The Sonja XV consists of two large towers per channel. The main tower features a two-way, three-driver tweeter/midrange module at the top, a three-driver mid-bass module in the middle, and a single-driver bass module down at floor level. Then, standing slightly behind and to the side of the main XV tower is a second tower that is focused purely on low bass and that consists of three more bass modules that are different in shape, but equal in enclosed volume, to the bass module used in the main tower. Starting at the bottom of the frequency range and working upward, the crossover points used in the Sonja XV are placed at 65 Hz, 337 Hz, and 1.75 kHz.

Most of the technologies used in the speakers have, with two key exceptions, been seen in past YG Acoustics designs. Thus, the six modules that comprise each Sonja XV feature cabinets whose panels are precision machined from solid slabs of aircraft-grade aluminium, then treated to an exquisite black anodised finish. Cabinet panels are joined using aircraft-style ‘pressurised assembly’, which is a subtle technique that deliberately pre-stresses panel-to-panel joints in a way that eliminates both vibration and air leaks and that makes for a cabinet that is exceptionally rigid and stays that way over time. On the cabinet interiors, YG uses its proprietary ‘FocusedElimination™‘ technology to reduce resonance while at the same time minimising mechanical or friction losses (the design is said to provide the critical damping advantages of a sealed enclosure with the freedom-of-driver motion benefits of a vented enclosure).

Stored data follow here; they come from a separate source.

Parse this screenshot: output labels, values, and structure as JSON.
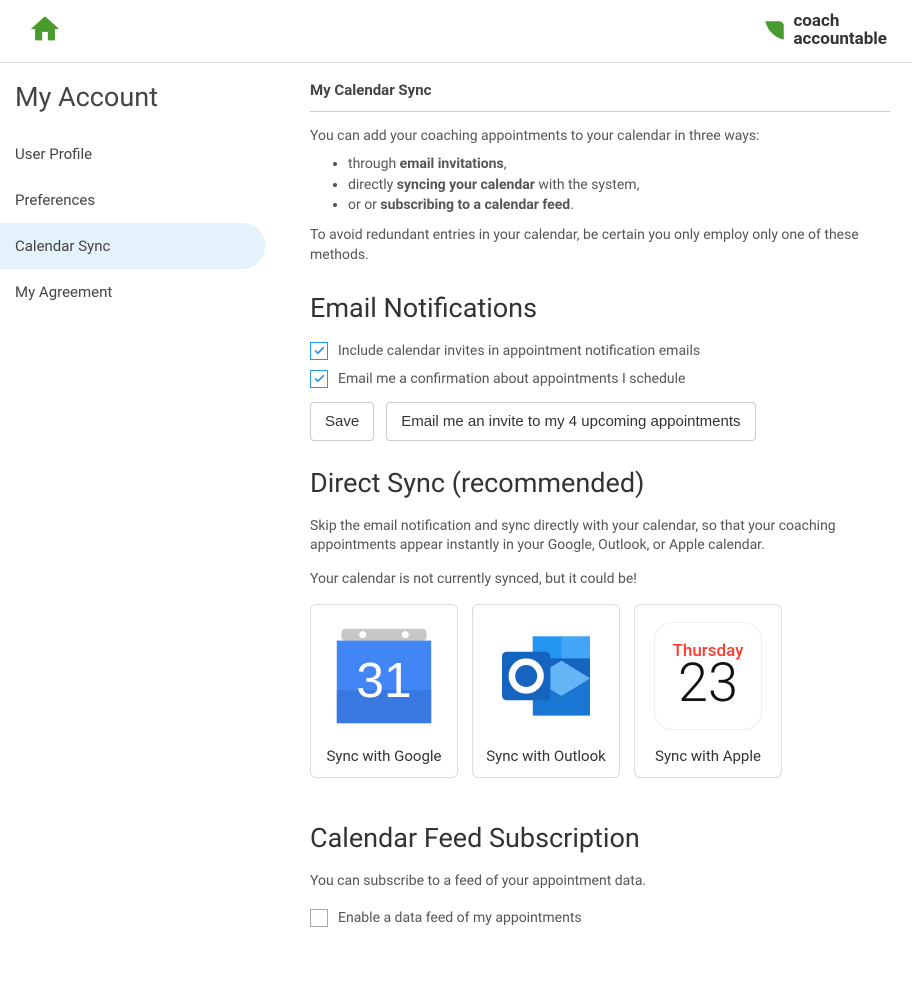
{
  "header": {
    "logo_line1": "coach",
    "logo_line2": "accountable"
  },
  "sidebar": {
    "page_title": "My Account",
    "items": [
      {
        "label": "User Profile",
        "active": false
      },
      {
        "label": "Preferences",
        "active": false
      },
      {
        "label": "Calendar Sync",
        "active": true
      },
      {
        "label": "My Agreement",
        "active": false
      }
    ]
  },
  "main": {
    "heading": "My Calendar Sync",
    "intro_text": "You can add your coaching appointments to your calendar in three ways:",
    "intro_bullets": {
      "b1_pre": "through ",
      "b1_bold": "email invitations",
      "b1_post": ",",
      "b2_pre": "directly ",
      "b2_bold": "syncing your calendar",
      "b2_post": " with the system,",
      "b3_pre": "or or ",
      "b3_bold": "subscribing to a calendar feed",
      "b3_post": "."
    },
    "intro_warning": "To avoid redundant entries in your calendar, be certain you only employ only one of these methods.",
    "email_section": {
      "title": "Email Notifications",
      "cb1_label": "Include calendar invites in appointment notification emails",
      "cb1_checked": true,
      "cb2_label": "Email me a confirmation about appointments I schedule",
      "cb2_checked": true,
      "save_label": "Save",
      "invite_label": "Email me an invite to my 4 upcoming appointments"
    },
    "direct_section": {
      "title": "Direct Sync (recommended)",
      "desc": "Skip the email notification and sync directly with your calendar, so that your coaching appointments appear instantly in your Google, Outlook, or Apple calendar.",
      "status": "Your calendar is not currently synced, but it could be!",
      "google_label": "Sync with Google",
      "outlook_label": "Sync with Outlook",
      "apple_label": "Sync with Apple",
      "apple_day": "Thursday",
      "apple_date": "23",
      "google_date": "31"
    },
    "feed_section": {
      "title": "Calendar Feed Subscription",
      "desc": "You can subscribe to a feed of your appointment data.",
      "cb_label": "Enable a data feed of my appointments",
      "cb_checked": false
    }
  }
}
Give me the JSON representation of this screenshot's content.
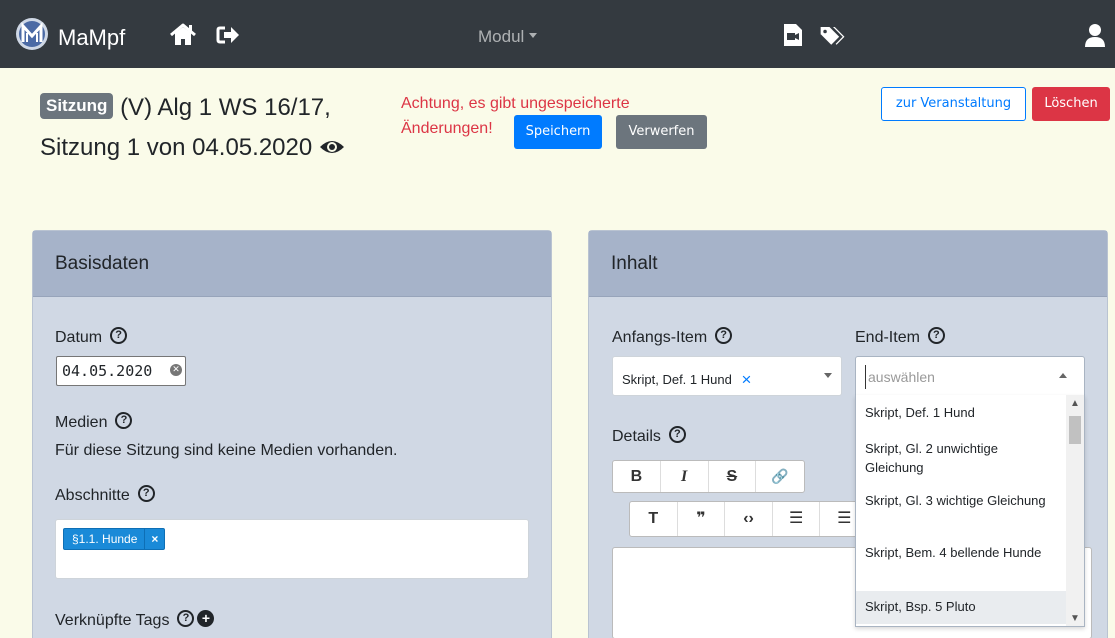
{
  "navbar": {
    "brand": "MaMpf",
    "modul_label": "Modul"
  },
  "header": {
    "badge": "Sitzung",
    "title_text": "(V) Alg 1 WS 16/17, Sitzung 1 von 04.05.2020",
    "warning": "Achtung, es gibt ungespeicherte Änderungen!",
    "save_label": "Speichern",
    "discard_label": "Verwerfen",
    "course_label": "zur Veranstaltung",
    "delete_label": "Löschen"
  },
  "basis": {
    "title": "Basisdaten",
    "date_label": "Datum",
    "date_value": "04.05.2020",
    "media_label": "Medien",
    "media_text": "Für diese Sitzung sind keine Medien vorhanden.",
    "sections_label": "Abschnitte",
    "section_chip": "§1.1. Hunde",
    "chip_remove": "×",
    "tags_label": "Verknüpfte Tags"
  },
  "content": {
    "title": "Inhalt",
    "start_label": "Anfangs-Item",
    "start_value": "Skript, Def. 1 Hund",
    "start_clear": "×",
    "end_label": "End-Item",
    "end_placeholder": "auswählen",
    "details_label": "Details",
    "toolbar1": [
      "B",
      "I",
      "S",
      "🔗"
    ],
    "toolbar2": [
      "T",
      "❞",
      "‹›",
      "☰",
      "☰"
    ],
    "options": [
      "Skript, Def. 1 Hund",
      "Skript, Gl. 2 unwichtige Gleichung",
      "Skript, Gl. 3 wichtige Gleichung",
      "Skript, Bem. 4 bellende Hunde",
      "Skript, Bsp. 5 Pluto"
    ]
  },
  "colors": {
    "navbar": "#343a40",
    "primary": "#007bff",
    "danger": "#dc3545",
    "secondary": "#6c757d",
    "card": "#d0d8e4",
    "card_header": "#a6b3c9"
  }
}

Crossover boards are of ultra heavy-duty construction, so that the board’s circuit traces are not ‘printed’, but rather machined into the ultra-thick pure copper layers on the face sides of each board. Many components used in the crossovers are top-shelf units from manufacturers such as Mundorf, but in certain critical areas—most notably large, in-the-signal path inductors—YG chooses to make its own components. Thus, the firm builds ‘ToroAir™’ CNC-wound toroidal air-core inductors for its mid-range and high-frequency crossover, and—in a first for the Sonja XV—uses its own all-new ‘ViseCoil™’ CNC-wound low-frequency inductors, which are encased in beefy, vise-like milled enclosures said to “eliminate vibration and tighten tolerances.” YG provide a brief video showing how its ViseCoil inductors dramatically outperform even the most costly of available third-party inductors.